In 1998 the remaining certificated regional airline carriers Wings West Airlines and Flagship Airlines, which were both wholly owned by the AMR Corporation and operating under the American Eagle banner and brand, were merged under the surviving Simmons Airlines IATA designator 'MQ', thus forming a certificated airline named American Eagle Airlines (rather than just an Airlink, Connect, Connection, Eagle, or Express airline codeshare brand).

== Incidents and accidents ==
- January 19, 1979: A Simmons Piper Aerostar flying from Lansing to Marquette diverted to Kent County International Airport during freezing rain on January 19, 1979. The plane crashed as the pilot attempted to land, killing the pilot and three passengers and seriously injuring two passengers.
- March 13, 1986: Simmons Airlines flight 1746, an EMB-110P1, operating as a regularly scheduled flight, departed the Detroit Metropolitan Airport en route to Sault Ste. Marie, Michigan, with a stop in Alpena, Michigan. The en route portion of the flight to Alpena was uneventful. However, due to the prevailing instrument meteorological conditions, the crew was unable to complete the instrument landing system (ILS) approach and land and they declared a missed approach at 2142. At 2153, the flight was cleared for a second ILS approach to Alpena. At 2156, the crew acknowledged that radar services were being terminated.’ This was the last transmission from the airplane. About 2215, a motorist reported that the airplane had crashed. The airplane was found in a wooded area about 300 ft to the left of the extended centerline, and 1+1/2 mi short of the threshold of runway 1 at Alpena County Regional Airport. The airplane was destroyed and two of the seven passengers and one of the two crewmembers on board were killed.
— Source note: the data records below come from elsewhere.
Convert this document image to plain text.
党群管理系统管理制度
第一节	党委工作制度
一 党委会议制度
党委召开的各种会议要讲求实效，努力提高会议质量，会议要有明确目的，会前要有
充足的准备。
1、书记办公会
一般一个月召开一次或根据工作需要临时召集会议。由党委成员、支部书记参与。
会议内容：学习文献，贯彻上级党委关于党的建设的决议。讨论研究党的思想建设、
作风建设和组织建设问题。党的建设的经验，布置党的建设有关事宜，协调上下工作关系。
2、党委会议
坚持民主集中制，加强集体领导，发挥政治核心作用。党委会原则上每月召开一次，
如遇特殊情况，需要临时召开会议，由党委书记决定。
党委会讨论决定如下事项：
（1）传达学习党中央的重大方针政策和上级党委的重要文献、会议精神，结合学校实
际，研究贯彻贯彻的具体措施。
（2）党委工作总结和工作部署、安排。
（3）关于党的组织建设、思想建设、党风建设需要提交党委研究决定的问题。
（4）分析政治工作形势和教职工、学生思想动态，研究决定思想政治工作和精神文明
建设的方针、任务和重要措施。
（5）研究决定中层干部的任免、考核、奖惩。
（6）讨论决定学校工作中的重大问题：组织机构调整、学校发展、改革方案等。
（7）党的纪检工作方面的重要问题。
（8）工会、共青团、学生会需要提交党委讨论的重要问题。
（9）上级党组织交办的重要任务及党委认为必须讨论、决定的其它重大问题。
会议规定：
- October 31, 1994: American Eagle Flight 4184, an ATR 72 operated by Simmons Airlines, crashed near Roselawn, Indiana. The aircraft inverted, dived, and crashed from a holding pattern at 10,000 feet (3050 m) "after a ridge of ice accreted beyond the deice boots" resulting in an unexpected aileron hinge moment reversal that subsequently resulted in the loss of control. The four crew and 64 passengers were all killed. In the months following the accident, American Eagle redeployed its ATR fleet to Miami and the Caribbean where icing is not an issue. The aircraft manufacturer, ATR, has since improved the anti-ice boots.
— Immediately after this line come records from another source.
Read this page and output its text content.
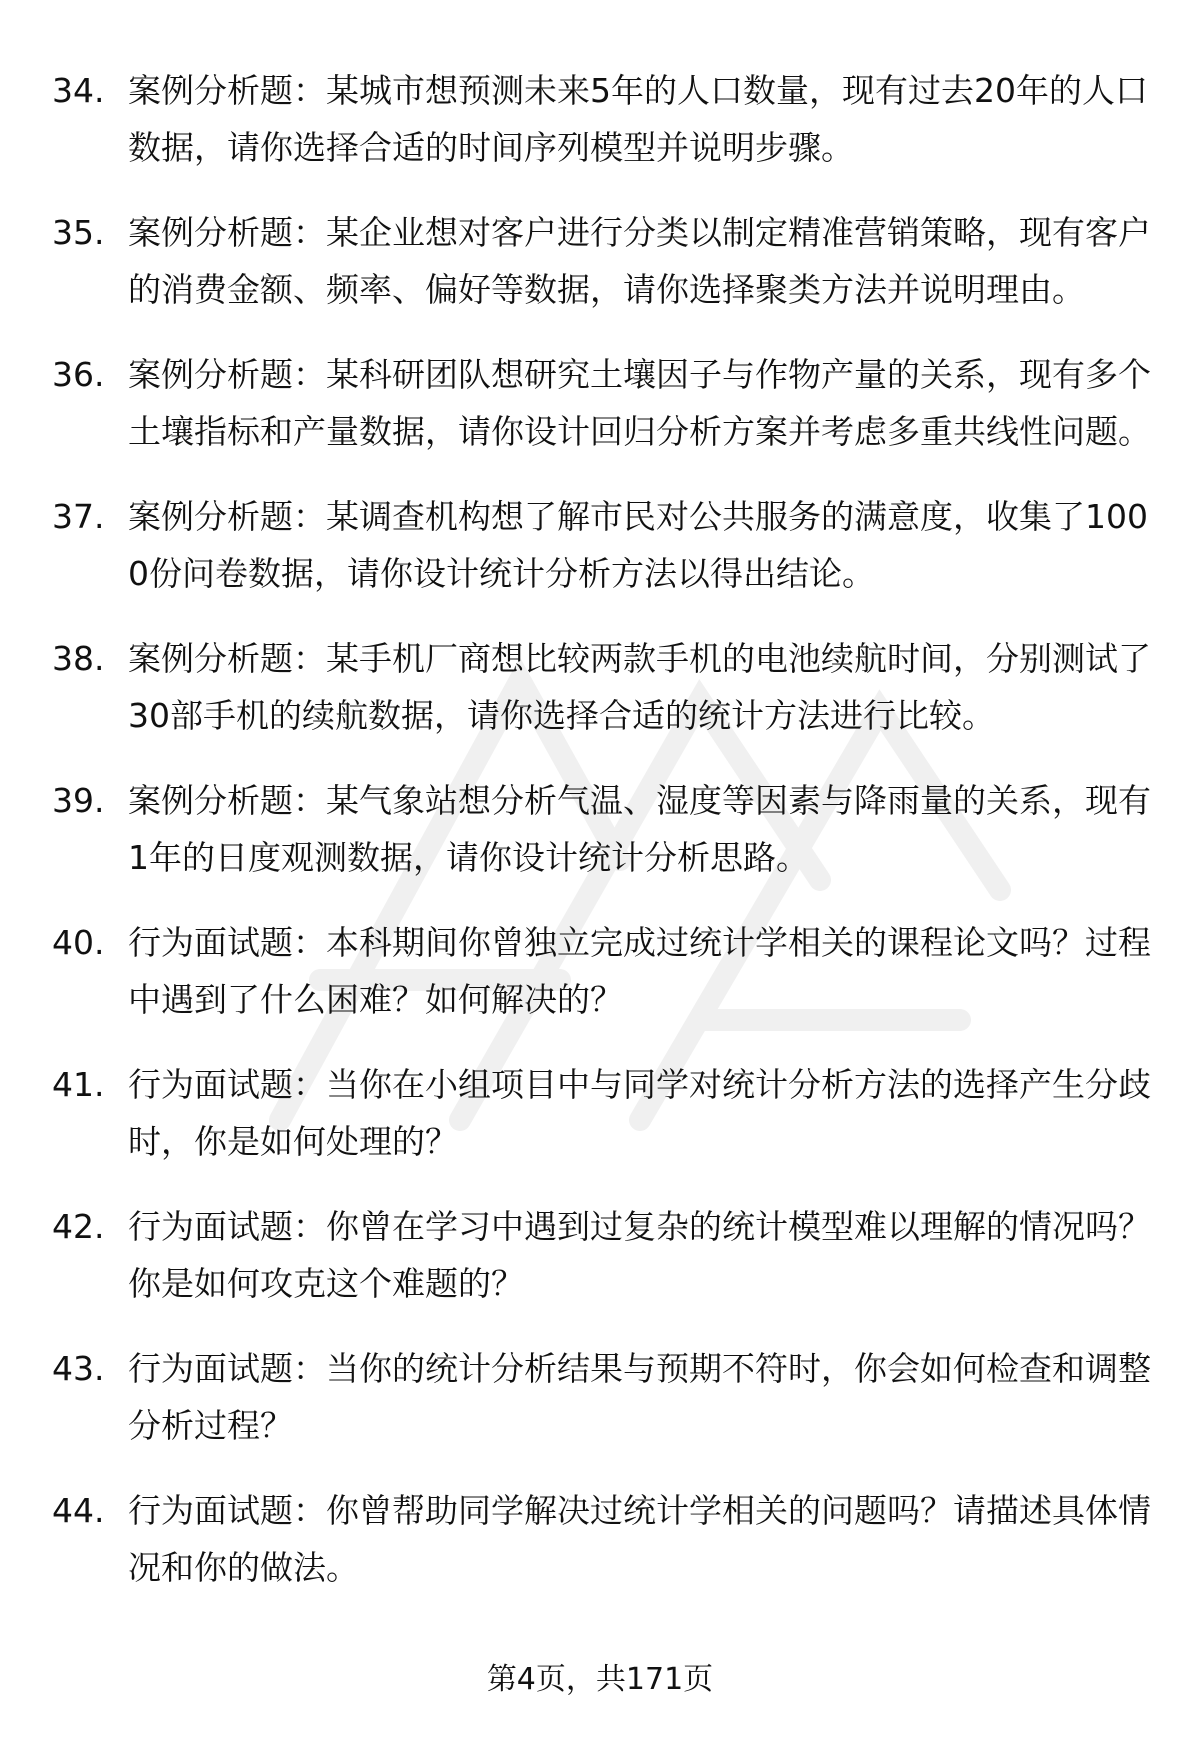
34. 案例分析题：某城市想预测未来5年的人口数量，现有过去20年的人口数据，请你选择合适的时间序列模型并说明步骤。
35. 案例分析题：某企业想对客户进行分类以制定精准营销策略，现有客户的消费金额、频率、偏好等数据，请你选择聚类方法并说明理由。
36. 案例分析题：某科研团队想研究土壤因子与作物产量的关系，现有多个土壤指标和产量数据，请你设计回归分析方案并考虑多重共线性问题。
37. 案例分析题：某调查机构想了解市民对公共服务的满意度，收集了1000份问卷数据，请你设计统计分析方法以得出结论。
38. 案例分析题：某手机厂商想比较两款手机的电池续航时间，分别测试了30部手机的续航数据，请你选择合适的统计方法进行比较。
39. 案例分析题：某气象站想分析气温、湿度等因素与降雨量的关系，现有1年的日度观测数据，请你设计统计分析思路。
40. 行为面试题：本科期间你曾独立完成过统计学相关的课程论文吗？过程中遇到了什么困难？如何解决的？
41. 行为面试题：当你在小组项目中与同学对统计分析方法的选择产生分歧时，你是如何处理的？
42. 行为面试题：你曾在学习中遇到过复杂的统计模型难以理解的情况吗？你是如何攻克这个难题的？
43. 行为面试题：当你的统计分析结果与预期不符时，你会如何检查和调整分析过程？
44. 行为面试题：你曾帮助同学解决过统计学相关的问题吗？请描述具体情况和你的做法。
第4页，共171页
- July 9, 1995: American Eagle Flight 4127, an ATR 72 operated by Simmons Airlines, experienced a loss of the rear cabin entry door during its climb after taking off from O'Hare International Airport in Chicago. The cabin door opened shortly after the first officer began to pressurize the cabin; therefore, only a slight pressure differential existed between the cabin pressure and the atmospheric pressure. Lack of damage indicates the door was unlocked/unlatched when it opened. The airplane was one of fifteen aircraft equipped with a new handrail and door handle design which was different than the majority of the ATR 72 fleet. The old handle was pulled down to latch/lock the door and pushed up to unlatch/unlock the door. The direction of motion was reversed so that the handle was pushed up to latch/lock the door and pulled down to unlatch/unlock the door. A private citizen located the separated door in approximately two feet of water in the Des Plaines River on July 10, 1995. Following this incident, ATR designed another new door handle design which returns the handle motion to push up to unlatch/unlock, and pull down to latch/lock.